If driving down a main road and intending to turn down a side street, just do it - randomly, at speed, and at the last moment. It'll infuriate that polite idiot who's been waiting for you to pass them by.
The good people of Mid Sussex have long been lobbying the motor industry for a slightly cheaper "local" version of popular car models, which wouldn't have any indicators installed.
2) Don't just drive behind someone, drive RIGHT BEHIND THEM, so that your bonnet is just touching their rear bumper. This will remind them that it's not acceptable to do 30mph in a 30 zone (see 3 below), and re-inforce their sense of insecurity.
Ideally, if you see someone in front of you, accelerate wildly, wind your windows down, crank up the MC Hammer tape you just know you've got in the player, and let them know who's boss. You'll double the chances of inflicting some serious whip-lash injuries on the gullible fools if they stop suddenly, and add to your street cred by putting a neat dent in your bonnet. Tailgating for the win!
3) If you're in a hurry, and don't have time for the joys of tailgating, then just overtake. Anywhere, on any road, but preferably in a dangerous spot, like on the brow of a hill, or approaching a blind bend. Ideally, sound your horn constantly and give them the ole' two-fingers sign as you roar past, risking your life and vehicle for the sake of a few seconds' advantage on your overall journey time. People will fear and respect you for miles around, and the local press will thank you for giving them a juicy story when you finally run out of luck and hit that huge tree on the corner.
4) Drive big, park small. Find the smallest parking space available, and squeeze your car into it. Ease yourself out gently, then hide in a nearby bush, and be ready to leap out and accost the poor mug who's parked next to you, and has just left a minor scratch in your paintwork by being stupid enough to try to get into their car.
5) Stock up on projectile weaponry. With so many idiots on the roads these days, it's good to be prepared. Keep a small stash of projectile weapons handy, so that you can wind down your window and pelt people at random, if you think they deserve it. Eggs, tennis balls, oranges, stones, marbles, and water balloons are standard fare, and should keep the nutters busy while you rummage for your Lighthouse Family greatest hits collection.

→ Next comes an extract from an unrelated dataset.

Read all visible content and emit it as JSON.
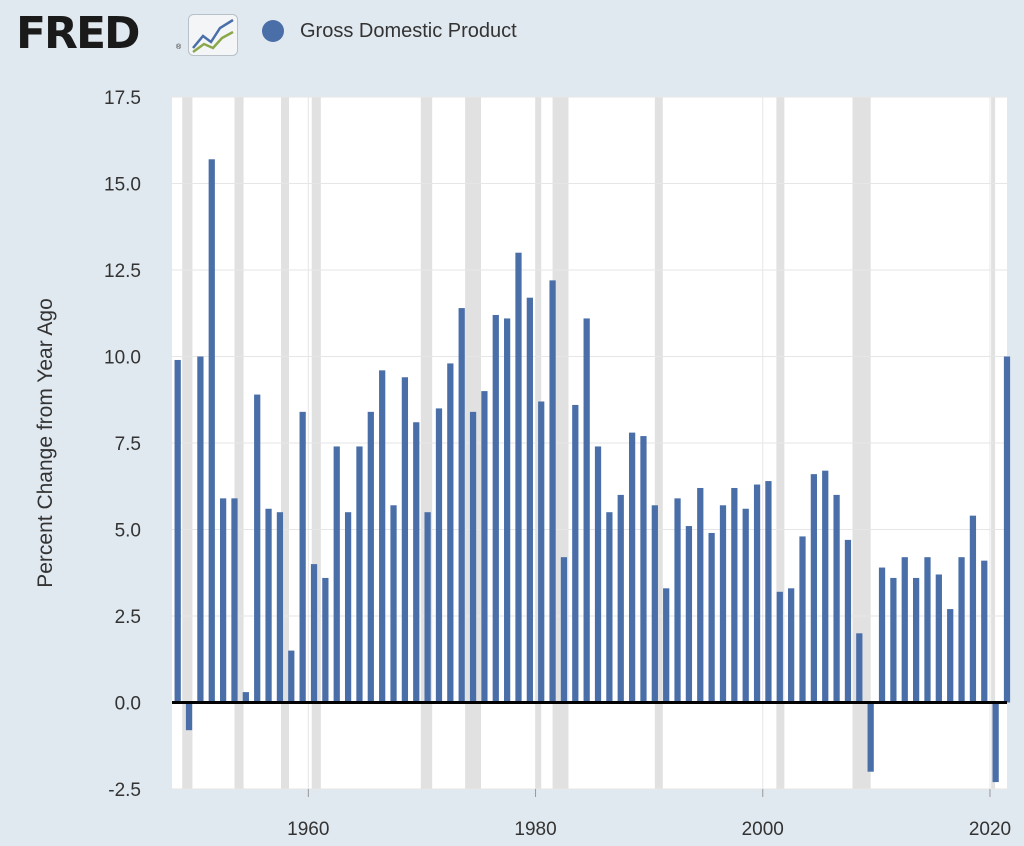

6) Don't bother with tax or insurance. Nodoby else does, so why should you? Just get a car and drive, like a real man.
7) Clamp your phone to your ear. Talking on the move is pretty damn cool. You'll look good, especially if your mobile handset is up to date. Driving with one hand gives you far greater control of your car, and if you're really skilled, you can lean on the window with your phone-arm, eyeing people up, chewing gum, and talking football with Baz prior to this evening's p*ss-up.
I hope you've found this advice to be helpful. If you follow all the points above, then you will truly be the king of the road (at least in Mid Sussex).